Understanding Youth Culture: The Mindset List
This fall, professors throughout the nation will be referencing a now famous cheat sheet to help them better communicate with and connect to their students, avoiding gaffs that might instantly destroy their credibility with the class of 2016. This tool, called The Mindset List, is published annually by Beloit College and attempts to illuminate the inner workings and outward behaviors of young people for those who would educate them.
In a world rife with concern about texting while driving, loss of social skills to technology, adolescent obesity, boomerang kids, and other unhappy social epidemics, The Mindset List takes a good-natured approach to its observations of youth culture. This year’s list, for instance, states that if the class of 2016 “miss(es) The Daily Show, they can always get their news on YouTube,” and that for this generation “there have always been blue M&Ms, but no tan ones.”
But the list also points to small but important differences between the generations—micro details that, together, can create real misunderstanding on the scale of a full-blown generation gap. The list reminds us that this generation has “always lived in cyberspace, addicted to a new generation of ‘electronic narcotics,’” and that—due, perhaps, to the ubiquity of headphones—freshmen are not ignoring their professors, but instead are “enter(ing) college already displaying some hearing loss.”

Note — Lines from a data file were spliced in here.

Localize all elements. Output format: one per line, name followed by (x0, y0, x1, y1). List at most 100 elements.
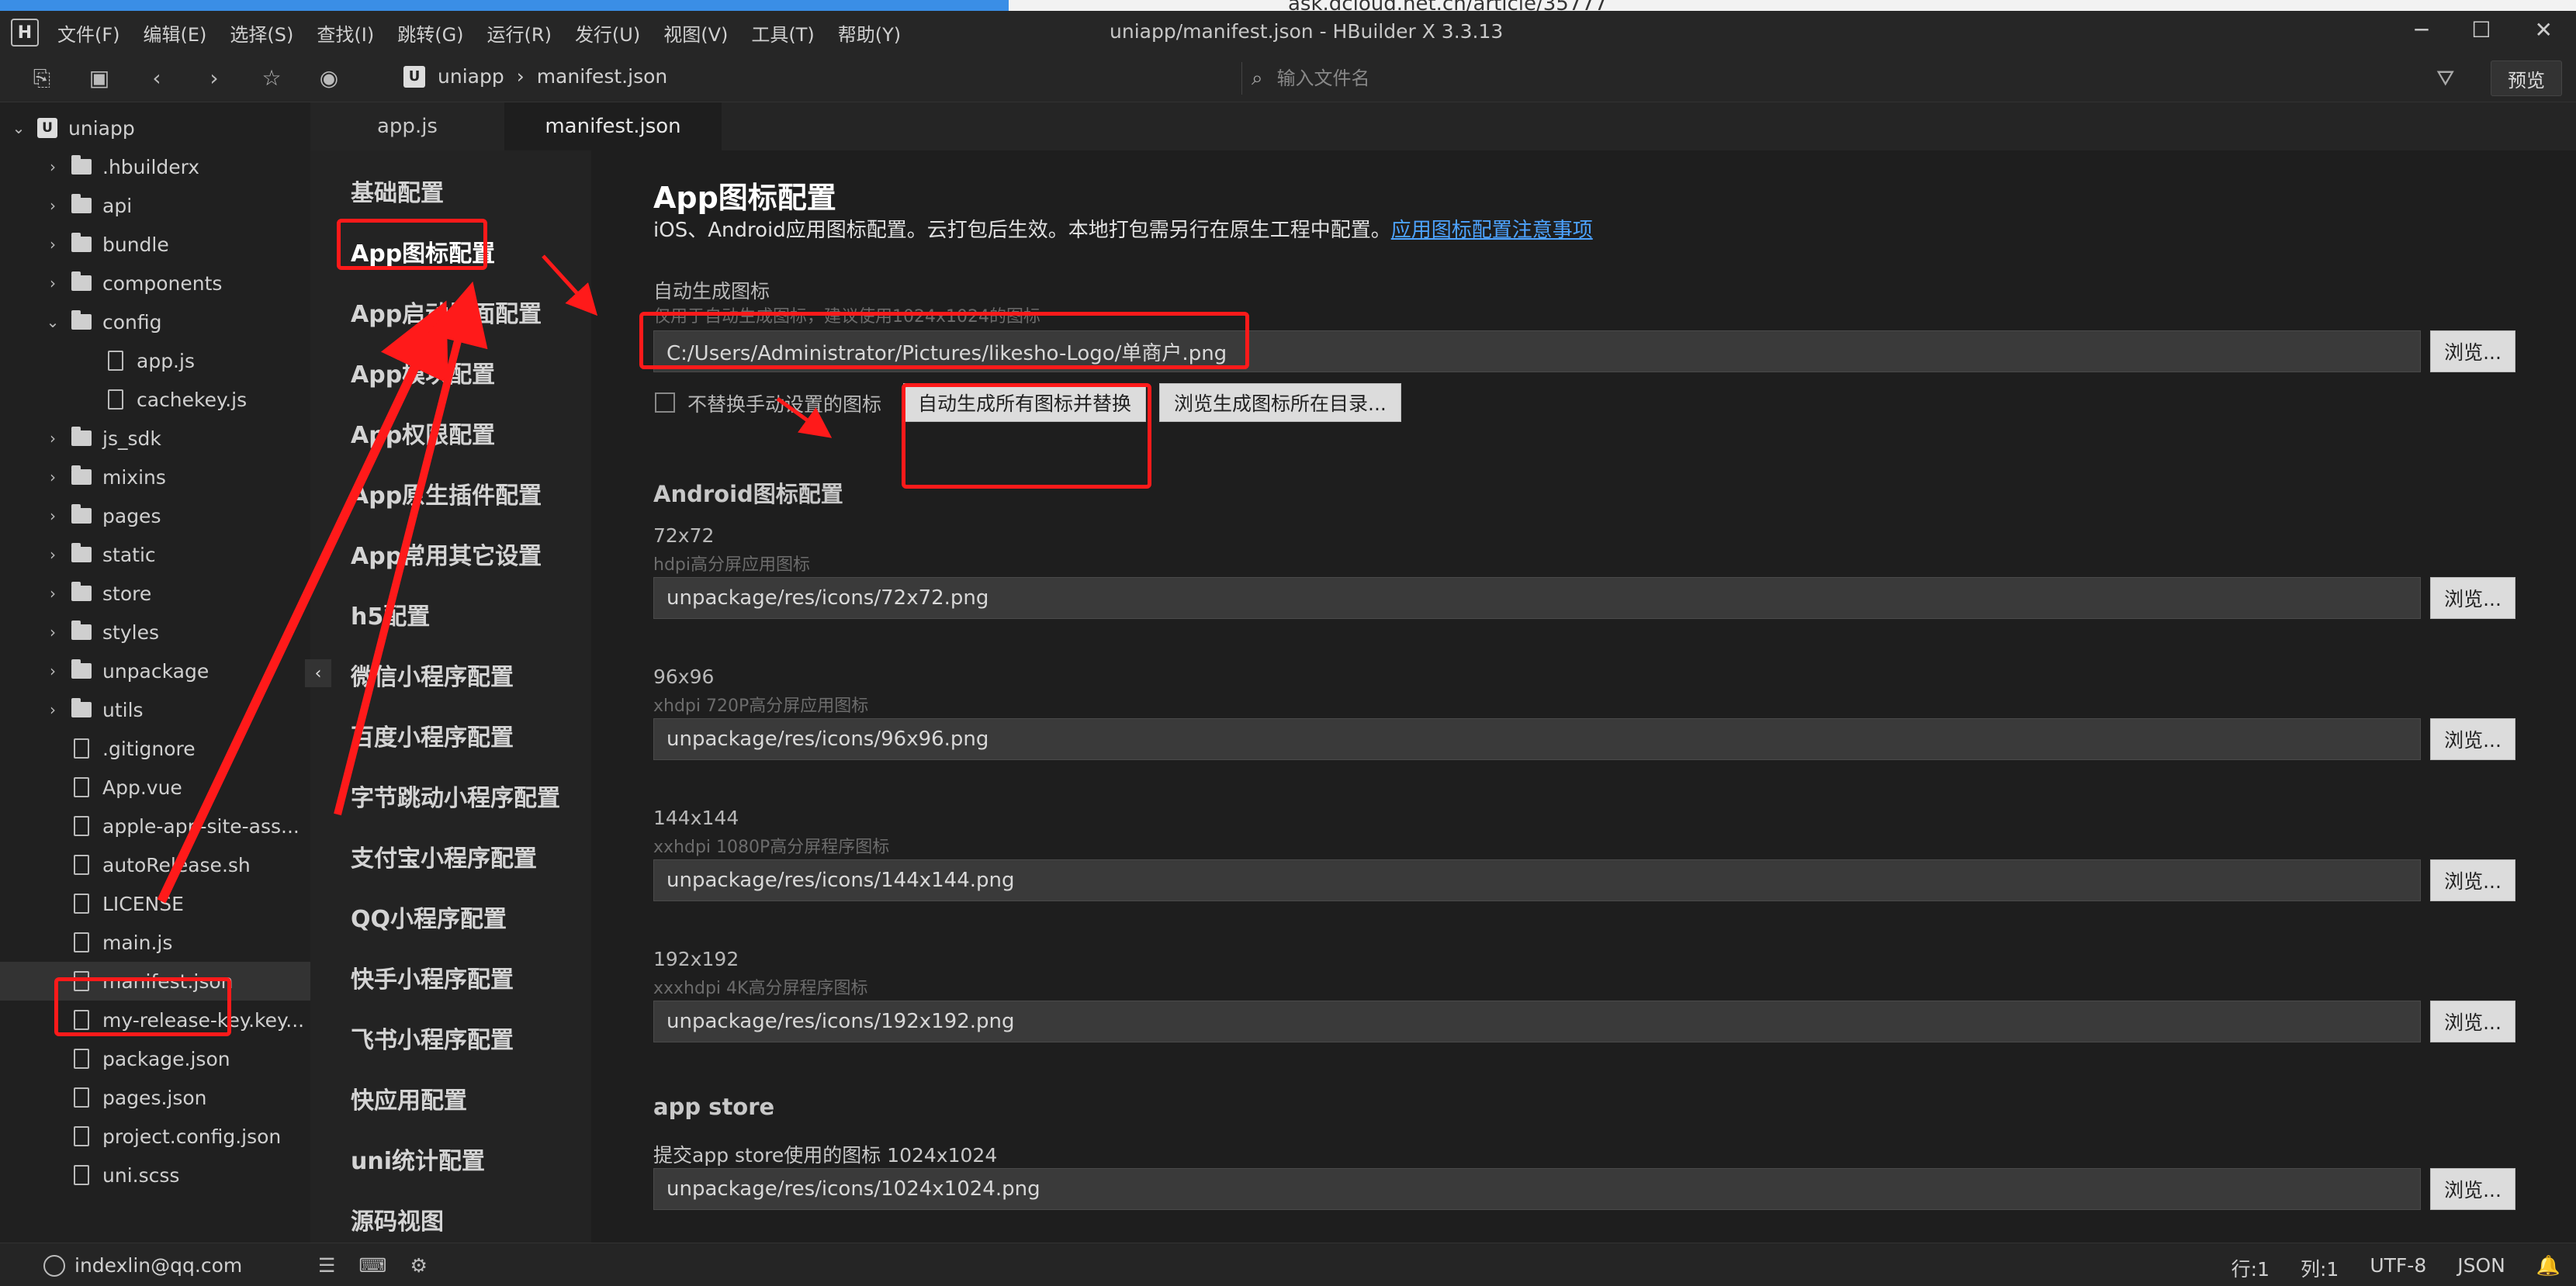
search-input[interactable] (1276, 67, 2053, 89)
tab-app-js[interactable]: app.js (310, 102, 504, 150)
auto-icon-browse-button[interactable]: 浏览... (2430, 330, 2515, 372)
tree-item[interactable]: App.vue (0, 768, 310, 807)
nav-item[interactable]: App权限配置 (351, 416, 495, 450)
tree-item[interactable]: › .hbuilderx (0, 147, 310, 186)
nav-item[interactable]: App原生插件配置 (351, 476, 542, 510)
nav-item[interactable]: 字节跳动小程序配置 (351, 779, 560, 813)
icon-192-browse-button[interactable]: 浏览... (2430, 1001, 2515, 1042)
icon-shape (71, 659, 92, 679)
tree-item[interactable]: › mixins (0, 458, 310, 496)
tree-item[interactable]: › components (0, 264, 310, 302)
bell-icon[interactable]: 🔔 (2536, 1254, 2560, 1282)
tree-item[interactable]: package.json (0, 1039, 310, 1078)
nav-item[interactable]: App启动界面配置 (351, 295, 542, 329)
nav-item[interactable]: 飞书小程序配置 (351, 1021, 514, 1055)
tree-item[interactable]: › static (0, 535, 310, 574)
tree-item[interactable]: › styles (0, 613, 310, 652)
nav-item[interactable]: 基础配置 (351, 174, 444, 208)
tree-item[interactable]: › bundle (0, 225, 310, 264)
tree-item[interactable]: › store (0, 574, 310, 613)
icon-96-browse-button[interactable]: 浏览... (2430, 718, 2515, 760)
nav-item[interactable]: 支付宝小程序配置 (351, 839, 537, 873)
nav-item[interactable]: h5配置 (351, 597, 430, 631)
menu-help[interactable]: 帮助(Y) (838, 19, 901, 47)
tree-item[interactable]: main.js (0, 923, 310, 962)
nav-item[interactable]: App常用其它设置 (351, 537, 542, 571)
language-mode[interactable]: JSON (2457, 1254, 2505, 1282)
nav-item[interactable]: App模块配置 (351, 355, 495, 389)
save-icon[interactable]: ▣ (84, 63, 115, 94)
appstore-browse-button[interactable]: 浏览... (2430, 1168, 2515, 1210)
tree-item-label: App.vue (102, 776, 182, 799)
nav-item[interactable]: uni统计配置 (351, 1142, 485, 1176)
appstore-icon-path-input[interactable] (653, 1168, 2421, 1210)
icon-192-path-input[interactable] (653, 1001, 2421, 1042)
menu-goto[interactable]: 跳转(G) (397, 19, 463, 47)
tree-item[interactable]: › unpackage (0, 652, 310, 690)
tree-item-label: js_sdk (102, 427, 161, 450)
cursor-line[interactable]: 行:1 (2231, 1254, 2270, 1282)
icon-shape (74, 1126, 89, 1146)
tree-item[interactable]: project.config.json (0, 1117, 310, 1156)
icon-72-path-input[interactable] (653, 577, 2421, 619)
menu-run[interactable]: 运行(R) (487, 19, 552, 47)
menu-publish[interactable]: 发行(U) (575, 19, 640, 47)
tree-item[interactable]: apple-app-site-ass... (0, 807, 310, 845)
tree-item[interactable]: autoRelease.sh (0, 845, 310, 884)
preview-button[interactable]: 预览 (2491, 60, 2562, 96)
nav-item[interactable]: 百度小程序配置 (351, 718, 514, 752)
account[interactable]: indexlin@qq.com (43, 1254, 242, 1277)
tree-item[interactable]: ⌄ Uuniapp (0, 109, 310, 147)
tree-item[interactable]: LICENSE (0, 884, 310, 923)
menu-select[interactable]: 选择(S) (230, 19, 293, 47)
nav-item[interactable]: 源码视图 (351, 1202, 444, 1236)
menu-file[interactable]: 文件(F) (57, 19, 120, 47)
close-icon[interactable]: ✕ (2535, 17, 2553, 43)
nav-item[interactable]: 快应用配置 (351, 1081, 467, 1115)
tree-item[interactable]: › pages (0, 496, 310, 535)
browse-icon-dir-button[interactable]: 浏览生成图标所在目录... (1159, 383, 1401, 422)
tree-item[interactable]: uni.scss (0, 1156, 310, 1194)
encoding[interactable]: UTF-8 (2370, 1254, 2426, 1282)
back-icon[interactable]: ‹ (141, 63, 172, 94)
forward-icon[interactable]: › (199, 63, 230, 94)
icon-144-browse-button[interactable]: 浏览... (2430, 859, 2515, 901)
tab-manifest-json[interactable]: manifest.json (504, 102, 722, 150)
nav-item[interactable]: 微信小程序配置 (351, 658, 514, 692)
icon-144-path-input[interactable] (653, 859, 2421, 901)
outline-icon[interactable]: ☰ (318, 1254, 335, 1277)
console-icon[interactable]: ⌨ (358, 1254, 386, 1277)
breadcrumb-project[interactable]: uniapp (438, 65, 504, 88)
nav-item[interactable]: 快手小程序配置 (351, 960, 514, 994)
icon-notes-link[interactable]: 应用图标配置注意事项 (1391, 219, 1593, 242)
new-file-icon[interactable]: ⎘ (26, 63, 57, 94)
icon-96-path-input[interactable] (653, 718, 2421, 760)
tree-item[interactable]: › utils (0, 690, 310, 729)
collapse-nav-icon[interactable]: ‹ (305, 659, 331, 687)
star-icon[interactable]: ☆ (256, 63, 287, 94)
tree-item[interactable]: .gitignore (0, 729, 310, 768)
menu-view[interactable]: 视图(V) (663, 19, 728, 47)
no-replace-checkbox[interactable] (655, 392, 675, 413)
folder-icon (71, 271, 92, 293)
filter-icon[interactable]: ⛛ (2436, 65, 2455, 92)
icon-72-browse-button[interactable]: 浏览... (2430, 577, 2515, 619)
tree-item[interactable]: › api (0, 186, 310, 225)
cursor-col[interactable]: 列:1 (2301, 1254, 2339, 1282)
nav-item[interactable]: QQ小程序配置 (351, 900, 507, 934)
run-icon[interactable]: ◉ (313, 63, 345, 94)
tree-item[interactable]: pages.json (0, 1078, 310, 1117)
maximize-icon[interactable]: ☐ (2471, 17, 2491, 43)
tree-item[interactable]: app.js (0, 341, 310, 380)
tree-item[interactable]: › js_sdk (0, 419, 310, 458)
minimize-icon[interactable]: ─ (2415, 17, 2429, 43)
tree-item[interactable]: cachekey.js (0, 380, 310, 419)
menu-edit[interactable]: 编辑(E) (144, 19, 207, 47)
breadcrumb-file[interactable]: manifest.json (537, 65, 668, 88)
plugin-icon[interactable]: ⚙ (410, 1254, 428, 1277)
tree-item[interactable]: ⌄ config (0, 302, 310, 341)
menu-find[interactable]: 查找(I) (317, 19, 374, 47)
menu-tools[interactable]: 工具(T) (751, 19, 814, 47)
file-icon (71, 894, 92, 914)
page-description: iOS、Android应用图标配置。云打包后生效。本地打包需另行在原生工程中配置… (653, 214, 1593, 243)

When I first read the list, I chuckled dismissively. It was a tongue-in-cheek catalog of amusing cultural differences between the class of 2016 and their parents, professors, and employers. But a second look reminded me that these little gaps, together, make up the big one that has always existed between the current generation of incumbent adults and their would-be successors. The kind of gap that leaves us wondering “what’s the matter with kids today?” Kids who send an average of 80 text messages per person per day? Kids who have never used an encyclopedia and don’t know how to use a map? Surely they will suffer, fail, go to hell in a hand basket? And as we shake our heads at them, they shake their heads at us.
As I reviewed the list a second time I began to understand why it’s become such a popular tool for professors, parents, and employers. It’s a reminder that what happens to the current generation won’t likely be much different from what happened to ours. There will be obstacles, hazards, tragedies, new ways of getting into trouble. There will be innovations, victories, and celebrations.
In the end, the list reminds us, things will mostly balance out. In the end, the kids will be alright.
Even if they don’t get that reference.